Martin Freeman: ‘Il mio personaggio in Captain America: Civil War sarà ambiguo’

Aggiornato il Luglio 22, 2015 da Il Guru dei Film

Senza togliere nulla agli altri ospiti della kermesse del Giffoni, non possiamo negare che il 19 luglio al Giffoni è il giorno di Martin Freeman.

L’attore britannico sta indubbiamente vivendo un periodo di gloria, grazie a ruoli cinematografici e televisivi che ne hanno consacrato l’indiscutibile talento e l’innegabile versatilità. Da Fargo a Sherlock, passando per la trilogia de Lo Hobbit, Martin è riuscito a collezionare premi e nomination e il futuro per l’attore si preannuncia ancora più roseo.
In conferenza stampa, davanti ai giornalisti accorsi al Giffoni, Martin Freeman dimostra tuttavia – da inglese quale è – che la sua miglior qualità è indubbiamente l’ironia e, non a caso, saluta tutti sostenendo di parlare perfettamente italiano (cosa che ovviamente si rivela inesatta).

Martin Freeman al Giffoni

“La mia prima impressione su questo Festival – esordisce Martin – e devo dire che è ancora l’unica, visto che sono stato qui poco tempo, è che sia un giorno bellissimo, energico e molto caldo in una delle parti del mondo che preferisco. Adoro sempre venire in questa parte dell’Italia ed è bello anche incontrare questi ragazzi così interessati al cinema. Se devo essere onesto, poi, il cibo è ottimo”.
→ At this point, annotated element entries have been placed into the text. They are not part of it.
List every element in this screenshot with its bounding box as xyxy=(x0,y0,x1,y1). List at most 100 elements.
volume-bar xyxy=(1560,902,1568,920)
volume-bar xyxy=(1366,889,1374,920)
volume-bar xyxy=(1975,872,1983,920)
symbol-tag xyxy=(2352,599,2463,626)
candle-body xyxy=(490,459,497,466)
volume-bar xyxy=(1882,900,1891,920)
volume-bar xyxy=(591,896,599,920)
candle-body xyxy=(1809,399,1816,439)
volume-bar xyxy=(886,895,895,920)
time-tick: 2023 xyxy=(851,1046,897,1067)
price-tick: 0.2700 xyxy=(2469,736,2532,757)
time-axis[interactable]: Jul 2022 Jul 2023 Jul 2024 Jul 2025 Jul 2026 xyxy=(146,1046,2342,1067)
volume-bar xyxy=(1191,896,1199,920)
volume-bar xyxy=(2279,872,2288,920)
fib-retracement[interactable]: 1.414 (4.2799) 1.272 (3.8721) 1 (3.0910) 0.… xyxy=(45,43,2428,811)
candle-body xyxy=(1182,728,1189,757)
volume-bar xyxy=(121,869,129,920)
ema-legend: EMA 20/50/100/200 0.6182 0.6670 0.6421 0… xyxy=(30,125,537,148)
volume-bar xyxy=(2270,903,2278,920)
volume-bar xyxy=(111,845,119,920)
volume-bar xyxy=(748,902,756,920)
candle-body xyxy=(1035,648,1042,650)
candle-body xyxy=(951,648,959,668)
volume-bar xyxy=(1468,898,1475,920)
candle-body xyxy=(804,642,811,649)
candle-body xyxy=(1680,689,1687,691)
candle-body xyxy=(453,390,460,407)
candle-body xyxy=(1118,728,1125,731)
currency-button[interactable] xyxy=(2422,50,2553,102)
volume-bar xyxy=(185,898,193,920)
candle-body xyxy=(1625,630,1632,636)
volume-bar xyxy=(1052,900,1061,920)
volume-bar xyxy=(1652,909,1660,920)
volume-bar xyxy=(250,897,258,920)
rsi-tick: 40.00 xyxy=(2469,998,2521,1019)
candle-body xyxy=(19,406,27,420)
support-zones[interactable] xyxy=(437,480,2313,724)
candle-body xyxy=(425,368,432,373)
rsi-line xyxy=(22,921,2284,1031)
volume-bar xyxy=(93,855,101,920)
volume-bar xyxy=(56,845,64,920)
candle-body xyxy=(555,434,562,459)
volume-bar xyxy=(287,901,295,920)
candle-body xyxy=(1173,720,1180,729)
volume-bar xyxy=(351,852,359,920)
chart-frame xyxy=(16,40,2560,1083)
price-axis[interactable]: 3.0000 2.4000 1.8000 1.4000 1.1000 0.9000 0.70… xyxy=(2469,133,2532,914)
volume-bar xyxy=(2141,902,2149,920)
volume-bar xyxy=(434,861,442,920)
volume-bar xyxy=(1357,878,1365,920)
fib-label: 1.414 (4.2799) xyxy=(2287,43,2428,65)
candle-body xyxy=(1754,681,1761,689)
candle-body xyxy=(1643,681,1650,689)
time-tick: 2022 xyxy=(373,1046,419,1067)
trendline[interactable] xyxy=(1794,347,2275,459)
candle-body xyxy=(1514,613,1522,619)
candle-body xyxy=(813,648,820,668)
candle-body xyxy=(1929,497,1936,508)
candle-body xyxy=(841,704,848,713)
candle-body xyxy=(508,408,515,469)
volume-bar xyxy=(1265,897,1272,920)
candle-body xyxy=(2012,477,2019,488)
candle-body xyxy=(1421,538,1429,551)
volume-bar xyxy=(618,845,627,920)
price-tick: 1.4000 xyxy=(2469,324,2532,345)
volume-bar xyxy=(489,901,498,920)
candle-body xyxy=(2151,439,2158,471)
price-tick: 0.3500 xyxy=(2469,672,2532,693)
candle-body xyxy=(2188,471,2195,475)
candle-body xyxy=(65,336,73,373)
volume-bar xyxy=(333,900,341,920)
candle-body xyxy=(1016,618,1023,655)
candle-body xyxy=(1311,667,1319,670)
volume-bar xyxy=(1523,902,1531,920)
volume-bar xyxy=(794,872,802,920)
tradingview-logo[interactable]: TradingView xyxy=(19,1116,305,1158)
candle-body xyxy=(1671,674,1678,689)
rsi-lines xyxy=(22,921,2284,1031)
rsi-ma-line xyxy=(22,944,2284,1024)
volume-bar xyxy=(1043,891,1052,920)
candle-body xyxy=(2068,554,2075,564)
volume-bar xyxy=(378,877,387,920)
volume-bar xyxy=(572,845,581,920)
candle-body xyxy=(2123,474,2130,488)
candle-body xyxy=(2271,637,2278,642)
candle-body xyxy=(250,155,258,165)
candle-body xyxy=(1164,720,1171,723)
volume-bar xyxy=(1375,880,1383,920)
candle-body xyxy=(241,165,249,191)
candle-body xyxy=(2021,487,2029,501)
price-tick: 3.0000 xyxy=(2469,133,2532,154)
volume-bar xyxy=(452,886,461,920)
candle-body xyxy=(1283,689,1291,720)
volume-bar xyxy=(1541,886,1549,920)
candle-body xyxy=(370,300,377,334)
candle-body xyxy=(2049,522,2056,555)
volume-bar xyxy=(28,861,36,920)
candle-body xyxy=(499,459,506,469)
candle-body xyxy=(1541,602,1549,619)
“Appoggio assolutamente il motto ‘carpe diem’ – commenta riguardo al tema del Giffoni di quest’anno – ma non vivo sempre seguendolo, perché non sono perfetto. In alcuni momenti avrei dovuto seguirlo e non l’ho fatto. Non penso di essere la persona adatta a dare consigli, ma visto che mi viene chiesto così gentilmente dico, soprattutto riguardo al mio lavoro, che bisogna fare ciò che si ama e non bisogna mai fare le cose perché ti dicono di farle”.

Ben presto si inizia a parlare dei progetti attuali e futuri dell’attore (del resto l’occasione per i giornalisti è ghiotta), a partire dalla commedia Fun House con Tina Fey, di cui si sa ancora pochissimo: “Il titolo è cambiato tantissime volte, prima si chiamava The Taliban Shuffle ma questo titolo è stato poi scartato per ovvi motivi. Penso che sia una commedia, ma non ne sono sicuro perché ancora non ho visto il film. Ci sono scene divertenti e scene molto più dark e posso dire che non è un film sulla guerra in Afghanistan, ma sulla vita di giornalisti e reporter europei, americani, australiani – expat insomma – che finiscono per perdere la testa”.

Quando gli viene chiesto se sente la mancanza di un ruolo in particolare nella sua carriera, considerando la sua versatilità, Martin risponde un categorico e ironico “No”, a cui subito aggiunge: “Ovviamente c’è sempre qualcosa che ho voglia di fare, altre sfide che voglio affrontare. Devo ammettere che nel mio lavoro la cosa più bella per me è quando mi arriva una sceneggiatura inaspettata, in cui ti propongono di recitare una parte che non hai mai fatto prima. Sono un malato di sceneggiature”.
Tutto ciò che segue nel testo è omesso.